Word of mouth is an essential tool in any company’s kit if used correctly. Californian fashion brand Volga Verdi were well aware of the power of the spoken word when they offered discounts to their customers based on the amount of contacts they had on social networks — the more popular the customer, the more discount they received. This clever campaign encouraged customers to increase their friendship base, all the while broadening the company’s pool of potential fans. Customers were also more likely to associate the Volga Verdi brand with the attributes of friendship — trust and kindness — thereby enhancing their brand image in one fell swoop.
Companies have often made the most of data on their customer base in order to effectively target their products and Vicks’ recent campaign was no exception. Using information from Google on flu incidents across the US and flu-related web searches they were able to pinpoint areas where flu rates were high and directed Vick’s Behind Ear Thermometer advertisement to relevant smartphones in these areas.
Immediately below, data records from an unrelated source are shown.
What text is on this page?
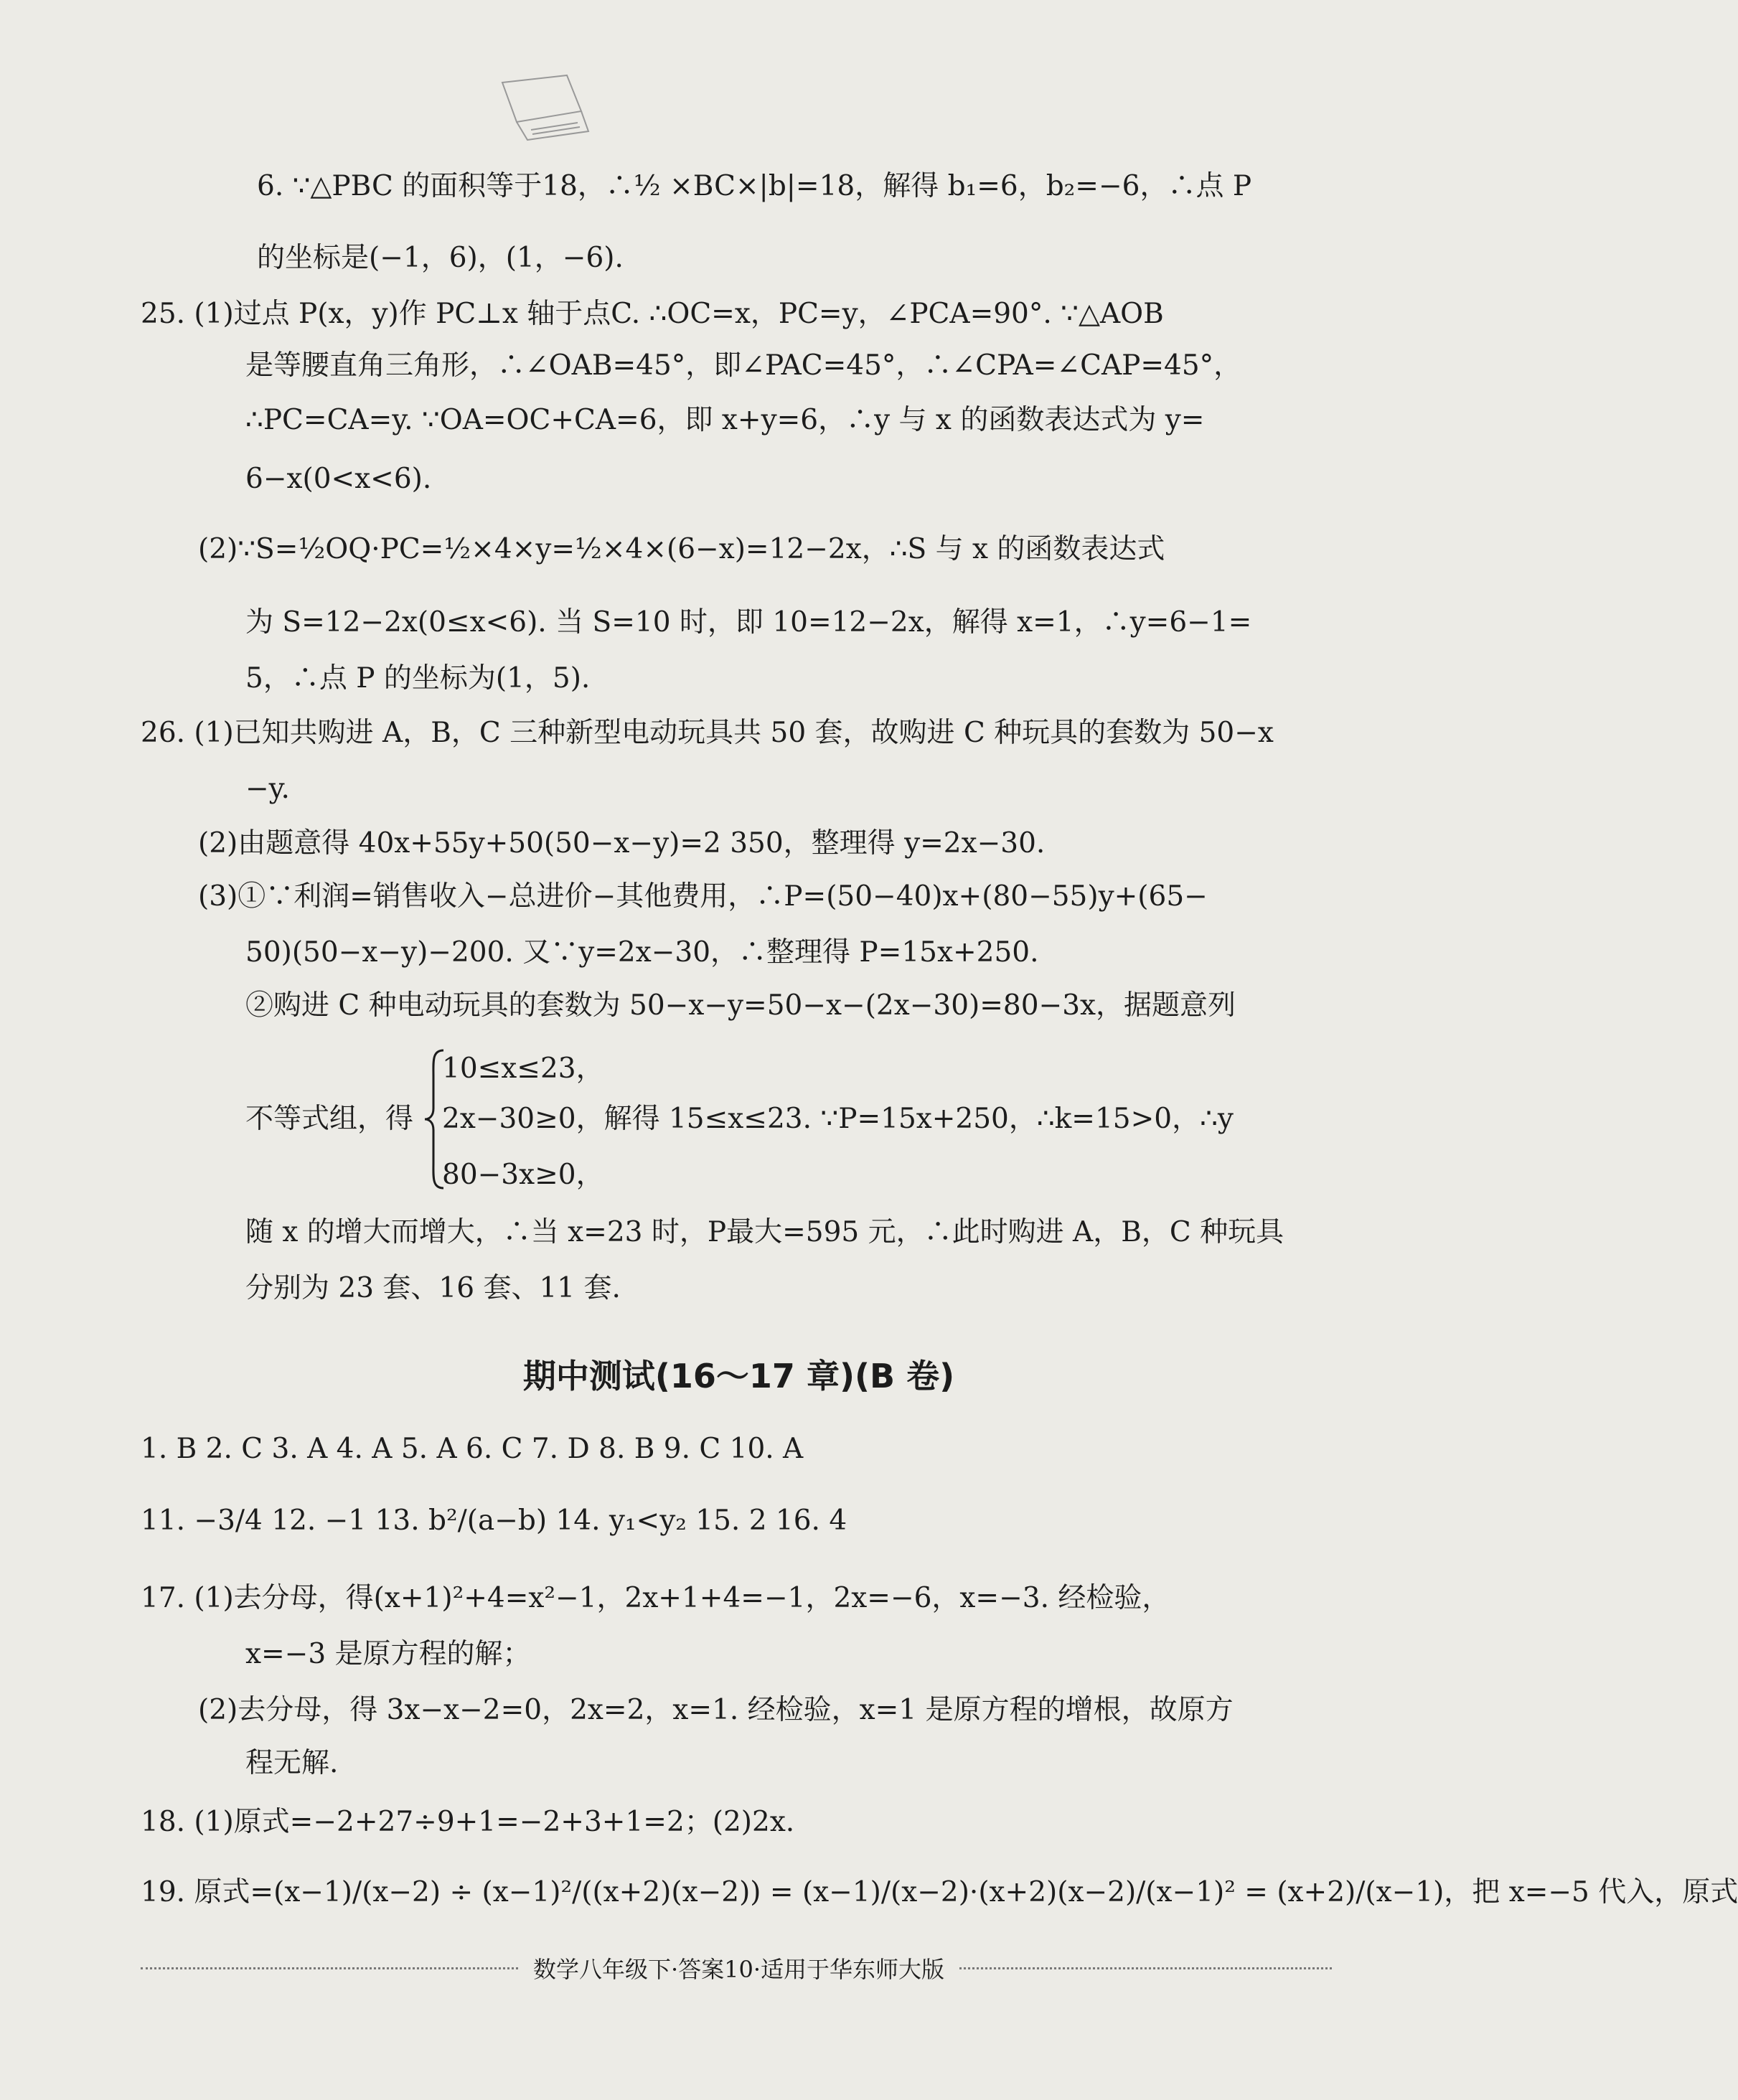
6. ∵△PBC 的面积等于18，∴½ ×BC×|b|=18，解得 b₁=6，b₂=−6，∴点 P
的坐标是(−1，6)，(1，−6).
25. (1)过点 P(x，y)作 PC⊥x 轴于点C. ∴OC=x，PC=y，∠PCA=90°. ∵△AOB
是等腰直角三角形，∴∠OAB=45°，即∠PAC=45°，∴∠CPA=∠CAP=45°，
∴PC=CA=y. ∵OA=OC+CA=6，即 x+y=6，∴y 与 x 的函数表达式为 y=
6−x(0<x<6).
(2)∵S=½OQ·PC=½×4×y=½×4×(6−x)=12−2x，∴S 与 x 的函数表达式
为 S=12−2x(0≤x<6). 当 S=10 时，即 10=12−2x，解得 x=1，∴y=6−1=
5，∴点 P 的坐标为(1，5).
26. (1)已知共购进 A，B，C 三种新型电动玩具共 50 套，故购进 C 种玩具的套数为 50−x
−y.
(2)由题意得 40x+55y+50(50−x−y)=2 350，整理得 y=2x−30.
(3)①∵利润=销售收入−总进价−其他费用，∴P=(50−40)x+(80−55)y+(65−
50)(50−x−y)−200. 又∵y=2x−30，∴整理得 P=15x+250.
②购进 C 种电动玩具的套数为 50−x−y=50−x−(2x−30)=80−3x，据题意列
10≤x≤23，
不等式组，得 2x−30≥0，解得 15≤x≤23. ∵P=15x+250，∴k=15>0，∴y
80−3x≥0，
随 x 的增大而增大，∴当 x=23 时，P最大=595 元，∴此时购进 A，B，C 种玩具
分别为 23 套、16 套、11 套.
期中测试(16～17 章)(B 卷)
1. B 2. C 3. A 4. A 5. A 6. C 7. D 8. B 9. C 10. A
11. −3/4 12. −1 13. b²/(a−b) 14. y₁<y₂ 15. 2 16. 4
17. (1)去分母，得(x+1)²+4=x²−1，2x+1+4=−1，2x=−6，x=−3. 经检验，
x=−3 是原方程的解；
(2)去分母，得 3x−x−2=0，2x=2，x=1. 经检验，x=1 是原方程的增根，故原方
程无解.
18. (1)原式=−2+27÷9+1=−2+3+1=2；(2)2x.
19. 原式=(x−1)/(x−2) ÷ (x−1)²/((x+2)(x−2)) = (x−1)/(x−2)·(x+2)(x−2)/(x−1)² = (x+2)/(x−1)，把 x=−5 代入，原式
数学八年级下·答案10·适用于华东师大版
There’s nothing quite like a business venture that combines clever ideas whilst rewarding good behaviour. Chocolatier Anthon Berg managed just this with their sweet gifts being sold in exchange for acts of kindness. The use of iPads to replace tills meant that staff members could immediately post the good deed to the customer’s facebook wall, successfully sharing the person’s thoughtful act as well as marketing the brand.
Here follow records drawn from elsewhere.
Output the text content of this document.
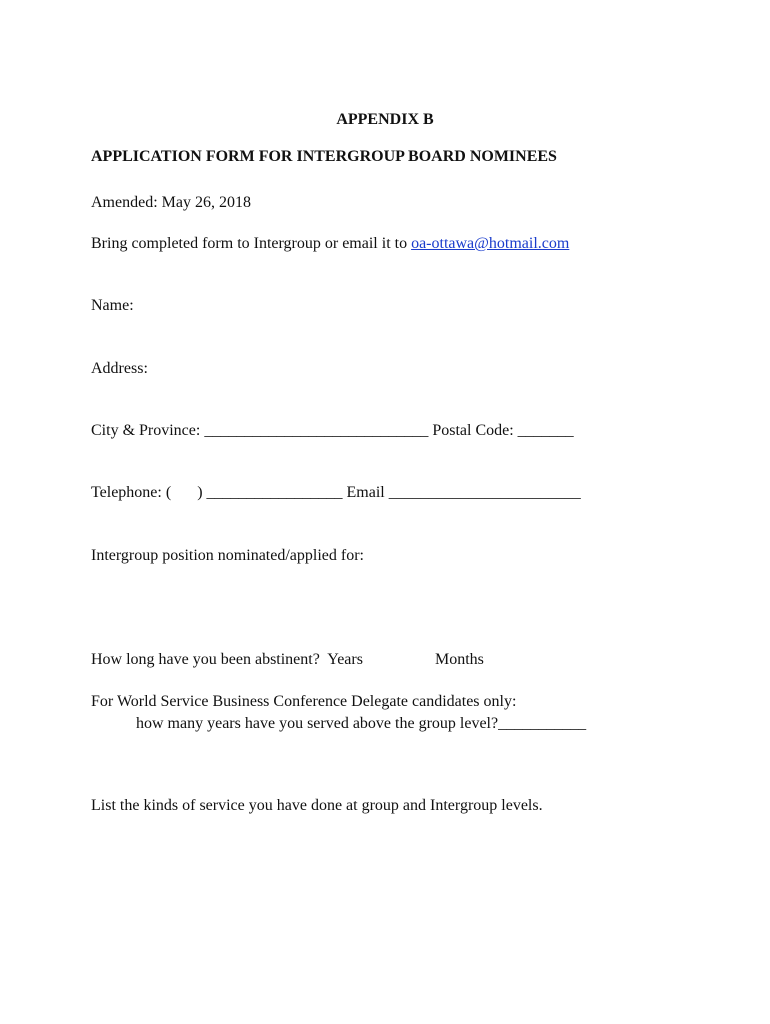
APPENDIX B
APPLICATION FORM FOR INTERGROUP BOARD NOMINEES
Amended: May 26, 2018
Bring completed form to Intergroup or email it to oa-ottawa@hotmail.com
Name:
Address:
City & Province: ____________________________ Postal Code: _______
Telephone: ( ) _________________ Email ________________________
Intergroup position nominated/applied for:
How long have you been abstinent?  Years	Months
For World Service Business Conference Delegate candidates only:
how many years have you served above the group level?___________
List the kinds of service you have done at group and Intergroup levels.
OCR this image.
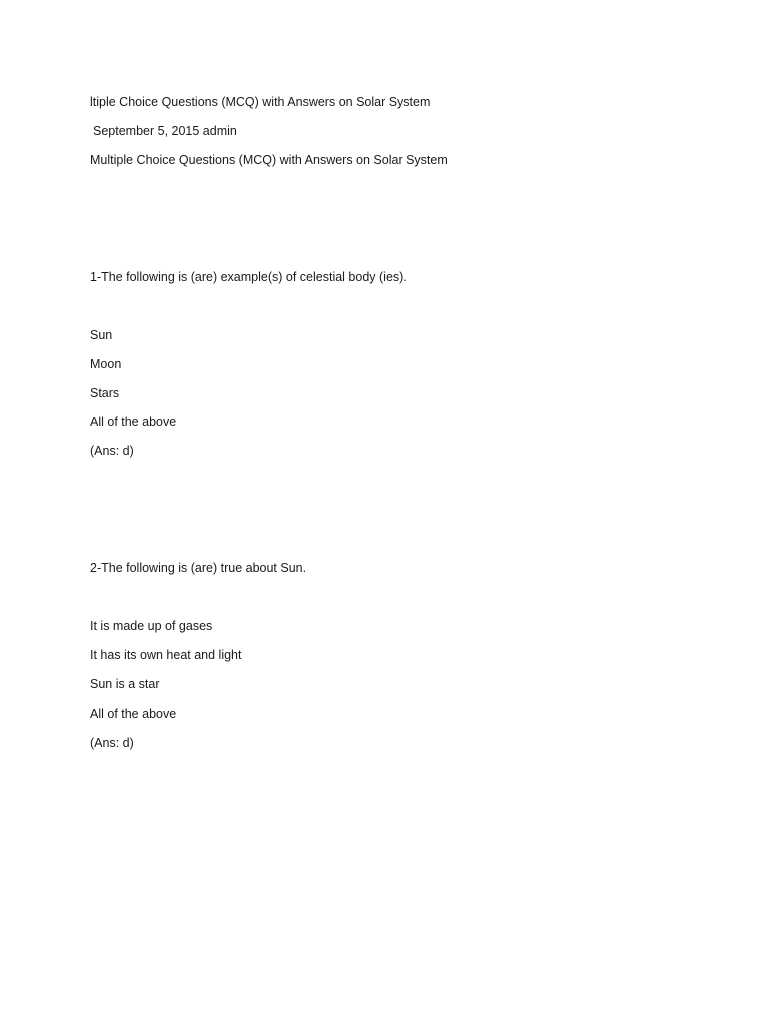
ltiple Choice Questions (MCQ) with Answers on Solar System

September 5, 2015 admin

Multiple Choice Questions (MCQ) with Answers on Solar System

1-The following is (are) example(s) of celestial body (ies).

Sun

Moon

Stars

All of the above

(Ans: d)

2-The following is (are) true about Sun.

It is made up of gases

It has its own heat and light

Sun is a star

All of the above

(Ans: d)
There’s nothing groundbreaking in the idea of shops maximising sales during quiet periods by slashing their prices, however South Korea’s Emart added a touch of adventure to their discount offers. The Seoul retailer placed QR codes dotted around the city that could only be scanned between the hours of 12 noon and 1 pm each day. Between these times the QR codes were visible because the sun was at its highest in the sky, casting the correct shadow for the 3D QR code to form. Once customers scanned a code they were taken to Emart’s homepage where they could browse reduced price items and have purchases delivered direct to their door.
An age-old dispute centres around gender, and whether men and women are so very different from one another. One charity that used this debate to their advantage was Plan UK, who adopted facial recognition software for their bus stop advertising campaign to highlight gender inequality. The software identified whether a man or woman was standing in front of the screen and then played a different advertisement accordingly. Women were shown profiles of three females from around the world who each experience gender discrimination in different ways. Men, however, were denied access to the full profiles and could only read a set of statistics about gender inequality. The charity hoped to bring home to the male viewers the limited opportunities women can find available to them simply based on their gender.
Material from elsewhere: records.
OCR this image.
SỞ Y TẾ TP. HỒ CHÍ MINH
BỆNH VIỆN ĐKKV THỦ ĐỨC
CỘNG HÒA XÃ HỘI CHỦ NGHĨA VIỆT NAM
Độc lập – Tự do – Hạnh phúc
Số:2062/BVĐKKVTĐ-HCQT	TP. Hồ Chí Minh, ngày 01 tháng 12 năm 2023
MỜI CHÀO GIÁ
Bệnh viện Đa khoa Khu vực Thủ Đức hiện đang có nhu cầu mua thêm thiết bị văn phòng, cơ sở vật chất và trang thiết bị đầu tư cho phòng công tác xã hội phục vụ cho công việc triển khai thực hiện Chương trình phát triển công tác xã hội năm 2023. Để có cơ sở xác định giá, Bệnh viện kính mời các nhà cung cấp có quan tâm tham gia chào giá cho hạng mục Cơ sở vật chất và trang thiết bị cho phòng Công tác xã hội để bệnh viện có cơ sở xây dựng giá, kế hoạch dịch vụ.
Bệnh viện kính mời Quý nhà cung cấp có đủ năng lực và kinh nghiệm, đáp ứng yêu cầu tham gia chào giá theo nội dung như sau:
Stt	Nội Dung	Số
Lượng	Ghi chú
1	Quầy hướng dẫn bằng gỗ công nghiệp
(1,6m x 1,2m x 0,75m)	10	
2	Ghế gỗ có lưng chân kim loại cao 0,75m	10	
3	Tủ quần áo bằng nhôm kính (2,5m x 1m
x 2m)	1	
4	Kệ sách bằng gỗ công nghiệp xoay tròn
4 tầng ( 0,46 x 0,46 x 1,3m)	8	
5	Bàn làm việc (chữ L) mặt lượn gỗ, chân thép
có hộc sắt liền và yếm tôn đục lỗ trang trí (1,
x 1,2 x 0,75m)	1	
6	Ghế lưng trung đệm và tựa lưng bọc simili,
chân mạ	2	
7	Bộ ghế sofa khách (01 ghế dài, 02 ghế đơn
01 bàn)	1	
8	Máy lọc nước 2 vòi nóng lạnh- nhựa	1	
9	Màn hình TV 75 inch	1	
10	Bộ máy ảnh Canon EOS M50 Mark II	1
The Mexican sneaker company Panam noticed an increasing demand for their 80s designs as a demand for retro style swept the country. They boosted their wavering popularity by organizing shoe exchanges in the country’s busiest squares, where people were encouraged to bring an old pair of shoes and swap them for a Panam pair.
It is a brave company who hands over responsibility for their brand image to the consumer, but Finnish insurance company If did just this when they asked 852 of their customers to provide live one-to-one testimonials to potential customers over the telephone. These one-to-ones could include positive and negative feedback on the company and aimed to give a fair and unbiased assessment of the service offered. This was a potentially risky strategy that empowered the consumer. Fan-sourcing sales platform, Needle, also recognized the importance of customer testimonials, matching up brands with their most loyal fans to provide personalized recommendations for potential customers.
Most people need a little help to clear heads in the morning, and this app from Lufthansa airline struck us as an ingenious idea to kickstart the brain at dawn. Set up as an alarm on the user’s phone, the app played sounds to represent different cities as a wake-up call. The user then had to guess which city the sound represented and input their answer into the phone. If they were correct, they won discounted plane tickets to that destination. Lufthansa created a fun game as well as cleverly alerting the user to their brand on a daily basis.
While we’re used to marketing campaigns that have stand-out qualities, it’s rare that we come across one that takes the risky step of potentially annoying its customer base. But that is just what Paraguayan ONIRIA/TBWA did when they arranged for the country’s two leading pizza delivery chains to deliberately deliver their customers’ pizzas late. The campaign aimed to give consumers a glimpse into the lives of those who suffer from a lack of food every day, and each pizza was delivered with a note inside explaining the thinking behind the strategy. The campaign helped collect 50 tons of food for the Food Bank Foundation, but its success perhaps lies in its one-off nature.